Looking forward, the potential integration of such biomarkers into the HS or similar scoring systems could revolutionize the assessment process, offering a more comprehensive view of patient prognosis. This evolution would not only improve the accuracy of outcome predictions but also inform more nuanced and effective treatment plans for TBI patients.

Study limitations and areas of further research

Our study’s approach, contrasting the CT-based HS with the more conventional GCS, inherently has its limitations. The GCS, despite its more basic nature, remains a universally recognized and foundational tool in the initial assessment of TBI patients, offering an essential snapshot of their immediate condition. Its enduring relevance underscores its role in clinical outcome prognostication, despite the evolving landscape of diagnostic and predictive methodologies.

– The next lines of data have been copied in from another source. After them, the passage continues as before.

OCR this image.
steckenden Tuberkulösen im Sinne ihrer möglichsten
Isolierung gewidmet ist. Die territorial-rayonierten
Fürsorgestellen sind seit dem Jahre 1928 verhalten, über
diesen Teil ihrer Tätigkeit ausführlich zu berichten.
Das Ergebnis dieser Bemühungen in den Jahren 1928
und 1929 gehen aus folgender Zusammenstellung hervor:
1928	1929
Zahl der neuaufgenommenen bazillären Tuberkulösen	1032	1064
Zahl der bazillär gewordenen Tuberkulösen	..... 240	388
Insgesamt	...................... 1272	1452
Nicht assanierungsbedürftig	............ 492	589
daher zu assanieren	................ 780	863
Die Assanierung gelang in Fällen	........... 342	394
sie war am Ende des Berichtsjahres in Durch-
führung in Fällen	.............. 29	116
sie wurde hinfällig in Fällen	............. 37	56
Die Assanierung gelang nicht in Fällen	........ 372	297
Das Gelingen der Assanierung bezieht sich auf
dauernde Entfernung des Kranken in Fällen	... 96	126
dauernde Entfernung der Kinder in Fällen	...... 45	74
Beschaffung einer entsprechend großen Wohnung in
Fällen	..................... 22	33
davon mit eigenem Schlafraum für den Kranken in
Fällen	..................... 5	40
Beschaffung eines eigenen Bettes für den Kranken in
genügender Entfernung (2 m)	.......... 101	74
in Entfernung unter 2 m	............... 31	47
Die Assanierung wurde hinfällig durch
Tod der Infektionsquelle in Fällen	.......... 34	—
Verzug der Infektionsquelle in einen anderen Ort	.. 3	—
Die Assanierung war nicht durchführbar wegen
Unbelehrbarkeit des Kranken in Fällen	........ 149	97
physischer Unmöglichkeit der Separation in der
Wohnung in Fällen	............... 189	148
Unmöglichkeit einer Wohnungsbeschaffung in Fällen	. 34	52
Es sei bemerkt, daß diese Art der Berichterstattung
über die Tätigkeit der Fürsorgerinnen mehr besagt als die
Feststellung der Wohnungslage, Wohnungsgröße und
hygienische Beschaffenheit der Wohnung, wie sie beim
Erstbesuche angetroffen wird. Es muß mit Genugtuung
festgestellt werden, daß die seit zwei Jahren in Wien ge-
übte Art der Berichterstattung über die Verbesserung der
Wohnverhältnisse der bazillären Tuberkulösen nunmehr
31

The integration of various clinical, radiological, and laboratory markers, as seen in prognostic models like CRASH and IMPACT [4, 6, 7, 25], highlights the complexity of TBI outcomes. This complexity suggests the potential for artificial intelligence (AI) to develop a more comprehensive predictive tool by incorporating a wide range of indicators. Future research should explore AI-driven models to enhance TBI outcome prediction, aiming for a tool that balances sophistication with clinical usability.

Conclusion

This study confirms the effectiveness of the HS within a substantial German cohort, illustrating its superiority over GCS in forecasting outcomes of TBI based solely on radiological assessments. Nevertheless, the HS’s limitation lies in its exclusion of clinical evaluations, an essential aspect of comprehensive TBI management. This finding emphasizes the need for an integrated prognostic framework that synergizes radiological and clinical data, ensuring a more thorough and precise prediction of TBI outcomes.